One of the worst experiences I’ve had at work hasn’t involved money or egos though, aside from a bit of damage to my own.  A long time client, with whom I have shared a really meaningful relationship over our years together, invited me to dinner and to play at his home afterwards – for dessert.  Knowing that I was a vegetarian, he went to surprisingly thorough lengths to select a restaurant that was quite upmarket but still offered a wide selection of veggie based options.  We spent a leisurely meal together enjoying some of the best ravioli I’ve had in New York, and our banter was lively with filthy sexual entendre.  I couldn’t have been more pleased with the entire evening thus far.

It wasn’t until we had made it back to his home that I realized something might be amiss, stomachly-speaking.  I have this nasty habit of taking all my clothes off as soon as I get into his apartment, and this night was no exception. He didn’t even have the door shut before my dick was out and pressed against him.

I had spent some time on my knees sucking his cock through his suit trousers, with his back against the door before I pulled him down on top of me and we began going at it in earnest, on the floor of his foyer. There was still a nagging feeling that I might not be able to fully will-away what was quickly become a more audible potential problem.  After a series of mood killing rumbles from my tums during our hardcore make out sesh on the floor, my friend finally asked if everything was “ok… down there?”  I was instantly mortified and somehow this mortification magnified the ‘situation’ exponentially.

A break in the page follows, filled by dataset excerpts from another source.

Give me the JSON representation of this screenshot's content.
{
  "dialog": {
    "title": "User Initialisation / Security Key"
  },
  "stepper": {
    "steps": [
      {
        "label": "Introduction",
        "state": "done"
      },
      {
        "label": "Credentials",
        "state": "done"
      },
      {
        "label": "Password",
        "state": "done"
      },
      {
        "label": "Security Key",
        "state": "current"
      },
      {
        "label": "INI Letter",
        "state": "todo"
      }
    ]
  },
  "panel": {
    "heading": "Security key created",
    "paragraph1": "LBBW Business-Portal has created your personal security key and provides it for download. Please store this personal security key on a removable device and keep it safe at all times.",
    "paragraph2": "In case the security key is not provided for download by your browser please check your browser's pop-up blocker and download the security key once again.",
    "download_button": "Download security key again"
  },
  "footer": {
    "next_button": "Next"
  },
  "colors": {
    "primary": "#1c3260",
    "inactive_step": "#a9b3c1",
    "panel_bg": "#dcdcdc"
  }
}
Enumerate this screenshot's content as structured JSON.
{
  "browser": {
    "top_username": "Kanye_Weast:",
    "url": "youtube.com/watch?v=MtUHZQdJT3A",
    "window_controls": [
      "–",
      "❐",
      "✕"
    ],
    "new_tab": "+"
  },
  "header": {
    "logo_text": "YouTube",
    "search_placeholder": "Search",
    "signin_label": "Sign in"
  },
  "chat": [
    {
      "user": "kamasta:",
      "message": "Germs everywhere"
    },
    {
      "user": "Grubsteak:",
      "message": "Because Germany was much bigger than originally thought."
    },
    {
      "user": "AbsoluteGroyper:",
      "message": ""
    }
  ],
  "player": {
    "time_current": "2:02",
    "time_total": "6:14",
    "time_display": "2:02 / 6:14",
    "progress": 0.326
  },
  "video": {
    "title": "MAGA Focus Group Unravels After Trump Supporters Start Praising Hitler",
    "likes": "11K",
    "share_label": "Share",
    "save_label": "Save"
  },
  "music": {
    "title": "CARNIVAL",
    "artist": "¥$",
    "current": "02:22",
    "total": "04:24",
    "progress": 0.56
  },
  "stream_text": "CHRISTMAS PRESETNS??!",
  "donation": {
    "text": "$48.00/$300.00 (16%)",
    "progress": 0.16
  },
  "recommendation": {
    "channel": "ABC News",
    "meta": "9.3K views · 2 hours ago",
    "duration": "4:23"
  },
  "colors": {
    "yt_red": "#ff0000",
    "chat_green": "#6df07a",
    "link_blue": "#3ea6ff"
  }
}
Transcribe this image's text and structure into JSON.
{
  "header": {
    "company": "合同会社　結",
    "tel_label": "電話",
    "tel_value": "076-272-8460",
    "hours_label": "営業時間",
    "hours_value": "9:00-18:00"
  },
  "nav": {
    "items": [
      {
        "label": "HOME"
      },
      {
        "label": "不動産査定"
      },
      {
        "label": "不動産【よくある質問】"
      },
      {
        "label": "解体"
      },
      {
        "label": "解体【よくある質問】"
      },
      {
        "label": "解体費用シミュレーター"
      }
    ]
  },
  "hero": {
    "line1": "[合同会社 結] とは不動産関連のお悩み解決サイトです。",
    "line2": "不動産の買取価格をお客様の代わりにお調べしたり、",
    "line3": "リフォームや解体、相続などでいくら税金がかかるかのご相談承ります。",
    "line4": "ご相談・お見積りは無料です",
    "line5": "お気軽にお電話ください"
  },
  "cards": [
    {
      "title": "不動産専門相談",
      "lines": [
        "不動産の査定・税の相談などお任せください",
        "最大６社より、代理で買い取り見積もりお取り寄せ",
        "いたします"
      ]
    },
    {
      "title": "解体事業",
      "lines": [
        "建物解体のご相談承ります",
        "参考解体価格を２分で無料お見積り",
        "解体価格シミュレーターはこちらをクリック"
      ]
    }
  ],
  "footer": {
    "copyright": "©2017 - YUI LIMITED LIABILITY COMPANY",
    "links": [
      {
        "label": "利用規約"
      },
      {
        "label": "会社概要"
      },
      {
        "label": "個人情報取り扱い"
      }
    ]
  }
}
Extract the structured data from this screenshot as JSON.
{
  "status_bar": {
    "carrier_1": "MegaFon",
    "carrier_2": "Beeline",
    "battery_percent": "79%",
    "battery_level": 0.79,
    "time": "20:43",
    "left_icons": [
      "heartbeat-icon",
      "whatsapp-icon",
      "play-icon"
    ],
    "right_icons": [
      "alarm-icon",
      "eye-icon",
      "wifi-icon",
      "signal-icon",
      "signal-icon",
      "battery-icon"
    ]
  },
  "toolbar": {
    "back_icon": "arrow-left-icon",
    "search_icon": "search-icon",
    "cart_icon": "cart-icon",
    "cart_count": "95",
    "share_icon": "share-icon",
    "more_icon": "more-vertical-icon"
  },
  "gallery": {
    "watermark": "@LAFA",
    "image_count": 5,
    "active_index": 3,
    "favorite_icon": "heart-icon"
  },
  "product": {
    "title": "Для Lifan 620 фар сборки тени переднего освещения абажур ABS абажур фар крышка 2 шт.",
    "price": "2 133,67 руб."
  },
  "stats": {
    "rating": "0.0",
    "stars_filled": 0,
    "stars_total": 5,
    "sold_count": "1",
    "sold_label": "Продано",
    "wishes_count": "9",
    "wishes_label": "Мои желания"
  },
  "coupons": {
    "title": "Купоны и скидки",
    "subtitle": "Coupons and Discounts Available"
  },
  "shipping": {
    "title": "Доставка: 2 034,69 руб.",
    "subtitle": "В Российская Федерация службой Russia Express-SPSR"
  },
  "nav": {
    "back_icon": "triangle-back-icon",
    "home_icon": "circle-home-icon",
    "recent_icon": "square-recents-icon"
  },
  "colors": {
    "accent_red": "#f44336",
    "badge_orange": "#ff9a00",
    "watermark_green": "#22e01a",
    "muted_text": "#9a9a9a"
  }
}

“Actually… no.  I think I need to leave…um… NOW,”  I said as I pulled him off me and made a desperate scramble for the pieces of the outfit I had so carelessly strewn about the room.  I hadn’t dressed myself so quickly since the time I had been caught by a client’s partner returning early from work and been forced to pretend to be a Jehovah’s Witness that had been suspiciously invited in to their obviously Jewish household to tell them the ‘good news.’

After swift goodbyes, I made it out of his apartment and into the elevator, and I was immediately doubled over with panic and pain. That general sense of unbearable dread you may not actually make it to a safe spot before things go entirely awry is something I expect everyone can relate to, if not recall, analy.  The stiff, quick walk past the doorman and down the block to the Starbucks will forever be engrained into my memory.  As will the even more upsetting stiff run to the NEXT Starbucks, four blocks away, to find a bathroom that wasn’t ‘out of service.’

After a tearful and sweaty 35 minutes in the city’s universal rest area that is every Starbucks bathroom ever, replete with strangers banging the obviously locked door with the obviously flipped ‘Occupied’ sign, to inquire if ‘anybody was in there,’  I managed to clean myself up, tie my hair back, and drag a newly thinner version of myself to the curb to grab a cab home.

My client was a perfect gentlemen about the whole situation, and waited a few hours before texting me to make sure I had “made it home safe.” He made no mention of the stomach clutching condition I had recently been seen in sweating down 5th Avenue.

I understand that it’s just a body, and there will be times when it is unpredictable, but man, when my body is my business, I would really prefer if that sort of thing were, in fact, nobody’s business but my own.